Je ne m’estonne pas fort des sentences qu’on voit aux livres des Anciens touchant la satisfaction. Pour dire vray, je voy qu’aucuns d’eux, et quasi tous ceux desquels les œuvres sont parvenues à nostre cognoissance, ou ont failly en cest endroict, ou bien ont parlé trop durement. Mais je n’accorderay pas qu’encores ils ayent esté si rudes et ignorans, qu’ils ayent escrit ce qu’ils en ont dit, en tel sens que le prenent ces nouveaux satisfactionnaires. Chrysostome en quelque passage parle en ceste manière, Quand on demande miséricorde, c’est afin de n’estre examiné de son péché : afin de n’estre point traitté selon la rigueur de justice : afin que toute punition cesse. Car où il y a miséricorde, il n’y a plus de géhenne, ny examen, ne rigueur, ne peine. Lesquelles paroles, en quelque sorte qu’on les vueille caviller, jamais ne se pourront accorder avec la doctrine des Scholastiques. D’avantage, au livre qui est intitulé, De Dogmatibus ecclesiasticis, qu’on attribue à sainct Augustin, il est dit au chapitre LIV, La satisfaction de pénitence est d’oster les causes de péché, et ne s’adonner point aux suggestions d’icelle. Dont il appert qu’en ce temps-là ceste opinion a esté rejettée, de dire qu’il falust par satisfaction récompenser les fautes passées. Car toute satisfaction est là rapportée, à se donner garde pour l’advenir, et s’abstenir de mal faire.

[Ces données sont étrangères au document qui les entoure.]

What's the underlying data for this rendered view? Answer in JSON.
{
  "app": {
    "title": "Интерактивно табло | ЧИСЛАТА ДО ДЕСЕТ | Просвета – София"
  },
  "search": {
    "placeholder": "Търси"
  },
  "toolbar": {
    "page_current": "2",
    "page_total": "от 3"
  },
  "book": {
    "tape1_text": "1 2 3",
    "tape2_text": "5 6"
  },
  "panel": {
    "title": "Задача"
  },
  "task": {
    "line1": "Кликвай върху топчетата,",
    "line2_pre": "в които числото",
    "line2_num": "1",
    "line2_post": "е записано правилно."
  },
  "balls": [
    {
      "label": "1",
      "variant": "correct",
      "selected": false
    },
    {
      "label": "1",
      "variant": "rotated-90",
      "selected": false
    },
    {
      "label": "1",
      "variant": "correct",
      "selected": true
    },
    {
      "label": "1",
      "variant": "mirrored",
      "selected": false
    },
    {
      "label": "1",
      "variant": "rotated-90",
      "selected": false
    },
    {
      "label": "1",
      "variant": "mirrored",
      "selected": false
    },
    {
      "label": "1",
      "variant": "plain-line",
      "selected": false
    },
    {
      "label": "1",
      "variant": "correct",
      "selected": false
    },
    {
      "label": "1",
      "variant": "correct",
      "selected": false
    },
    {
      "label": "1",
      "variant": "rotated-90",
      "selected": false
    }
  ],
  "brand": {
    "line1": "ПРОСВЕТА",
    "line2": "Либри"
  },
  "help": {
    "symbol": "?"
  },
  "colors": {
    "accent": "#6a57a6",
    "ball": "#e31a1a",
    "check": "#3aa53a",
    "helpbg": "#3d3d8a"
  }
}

Je ne veux point alléguer ce que dit Chrysostome, que le Seigneur ne requiert autre chose de nous, sinon que nous confessions devant luy nos fautes avec larmes : veu que telles sentences sont souvent répétées par les Anciens, Sainct Augustin appelle bien en quelque lieu les œuvres de miséricorde envers les povres, Remèdes pour obtenir pardon envers Dieu. Mais afin que personne ne s’empesche ou s’enveloppe, il explique en un autre lieu plus amplement sa sentence : La chair de Christ, dit-il, est le vray et unique sacrifice pour les péchez : non-seulement pour ceux qui nous sont remis au Baptesme, mais qui nous advienent après par l’infirmité de la chair : pour lesquels l’Eglise prie journellement, Remets-nous nos debtes. Et de faict elles sont remises par ce sacrifice unique[d] Matth. 6.12.
[d] Enchirid. ad Laurent.
Or le plus souvent ils ont appelé Satisfaction, non pas une récompense qui fust rendue à Dieu, mais une protestation publique par laquelle ceux qui avoyent esté corrigez d’excommunication quand ils venoyent à rentrer à la communion de l’Eglise, rendoyent à la compagnie des fidèles un tesmoignage de leur pénitence : car on leur ordonnoit certains jusnes et autres choses, par lesquelles ils donnassent à cognoistre que véritablement et de cœur ils se repentoyent de leur vie passée : ou plustost par lesquelles ils effaçassent la mémoire de leur mauvaise vie. Par ainsi ils estoyent dits satisfaire, non pas à Dieu, mais à l’Eglise : comme sainct Augustin l’exprime de mot à mot en son livre qu’il a intitulé Enchiridion ad Laurentium. De ceste coustume ancienne sont descendues les confessions et satisfactions qui sont aujourd’huy en usage : qui ont vrayement esté une lignée serpentine, laquelle a tellement suffoqué tout ce qui estoit bon en icelle forme ancienne, que mesmes l’ombre n’en est point demeurée. Je sçay bien que les Anciens parlent aucunesfois assez cruement : et comme j’ay naguères dit, je ne veux pas nier qu’ils n’ayent paradventure aucunement failly : mais leurs livres qui estoyent seulement entachez de petites taches, sont du tout souillez quand ils sont maniez par ces pourceaux. Et s’il est question de combatre par l’authorité des Anciens, quels Anciens nous mettent-ils en avant ? La plus grande part des sentences desquelles Pierre Lombard leur capitaine a rempli son livre, a esté prinse de je ne sçay quelles resveries de fols moynes, qui sont divulguées sous le nom de sainct Ambroise, Hiérosme, Augustin et Chrysostome. Comme en ceste présente matière il emprunte quasi tout ce qu’il dit d’un livre intitulé De pénitence, lequel estant cousu confusément par quelque ignorant, de bons et de mauvais autheurs, est attribué à sainct Augustin : mais il est tel qu’un homme moyennement docte ne le daigneroit recognoistre pour sien. Quant à ce que je n’espluche pas si subtilement leurs sottises, les lecteurs me pardonneront. Il ne me seroit pas fort pénible d’exposer en risée tous les grans mystères dont ils se vantent, et le pourroye faire avec applaudissement de beaucoup de gens : mais pource que je désire d’édifier simplement, je m’en déporte.